The direct fines are only part of the financial hit. A restaurant forced to close, even temporarily, loses revenue for every hour it stays dark. If perishable inventory has to be discarded due to temperature violations or contamination, that’s an additional loss. And for restaurants that rely on catering contracts or delivery platform partnerships, a failed inspection can trigger contract review clauses that pause or terminate those agreements.
Repeat Failures and Escalating Consequences
Health departments track inspection histories, and patterns of failure bring progressively harsher responses. In Los Angeles County, a restaurant that scores below 70 twice within a 12-month period is subject to closure and further legal action, which can include permit revocation. This means the restaurant wouldn’t just close temporarily. It would lose its authorization to operate entirely and would need to reapply from scratch.
The good news for restaurants willing to make real changes is that improvement after a bad score tends to be significant. Research published in Emerging Infectious Diseases found that establishments scoring below 60 improved by an average of 16 points on their next routine inspection, with an additional 5-point gain on the inspection after that. The combination of public embarrassment, financial pressure, and the threat of closure motivates most operators to fix problems quickly.

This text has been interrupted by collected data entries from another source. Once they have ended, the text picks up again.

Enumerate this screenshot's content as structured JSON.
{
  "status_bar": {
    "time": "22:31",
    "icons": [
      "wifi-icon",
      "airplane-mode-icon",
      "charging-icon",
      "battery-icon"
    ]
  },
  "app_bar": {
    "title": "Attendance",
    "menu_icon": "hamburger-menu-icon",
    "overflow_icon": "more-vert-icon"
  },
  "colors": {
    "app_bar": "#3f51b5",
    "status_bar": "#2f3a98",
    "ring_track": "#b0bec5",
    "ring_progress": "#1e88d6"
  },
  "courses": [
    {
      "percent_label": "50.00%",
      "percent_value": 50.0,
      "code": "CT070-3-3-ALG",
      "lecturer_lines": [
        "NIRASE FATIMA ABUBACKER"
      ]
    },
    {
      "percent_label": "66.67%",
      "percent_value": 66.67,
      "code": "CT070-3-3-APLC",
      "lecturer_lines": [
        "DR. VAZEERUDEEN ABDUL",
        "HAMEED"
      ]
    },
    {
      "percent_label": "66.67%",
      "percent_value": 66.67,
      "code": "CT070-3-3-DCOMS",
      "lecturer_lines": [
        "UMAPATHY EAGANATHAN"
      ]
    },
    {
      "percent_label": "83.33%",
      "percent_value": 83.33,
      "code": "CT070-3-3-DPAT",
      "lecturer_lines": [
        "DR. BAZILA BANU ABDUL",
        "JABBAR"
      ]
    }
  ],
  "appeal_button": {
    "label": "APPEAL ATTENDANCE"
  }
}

After a failure, many jurisdictions also increase inspection frequency. Instead of the standard schedule (often once or twice a year for routine inspections), a restaurant with a recent failure may see inspectors return for unannounced follow-ups more often until it demonstrates a consistent track record of compliance.
How Failures Affect Reputation
The most lasting damage from a failed inspection is often reputational rather than regulatory. Inspection scores are public records, and in the age of Google searches and Yelp reviews, a red placard or a score in the 60s travels fast. Local news outlets regularly report on restaurant closures, and those stories tend to rank well in search results for the restaurant’s name.
This public visibility is by design. The entire grading and placard system exists to give consumers information they can act on before deciding where to eat. Research suggests that restaurants improve their compliance specifically to avoid bad publicity and the negative economic consequences that follow. A single failed inspection doesn’t necessarily mean a restaurant is permanently unsafe, but it does mean inspectors found conditions at the time of their visit that posed a real risk to the people eating there.
How to Check a Restaurant’s Record
Most county and city health departments maintain searchable online databases where you can look up any restaurant’s inspection history. These typically show the date of each inspection, the score or grade, and a breakdown of individual violations found. Some cities, like San Francisco, also require the colored placard to be displayed at the entrance, so you can check before you walk in. If you don’t see a placard or grade card posted where one is required, that itself may be a violation worth noting.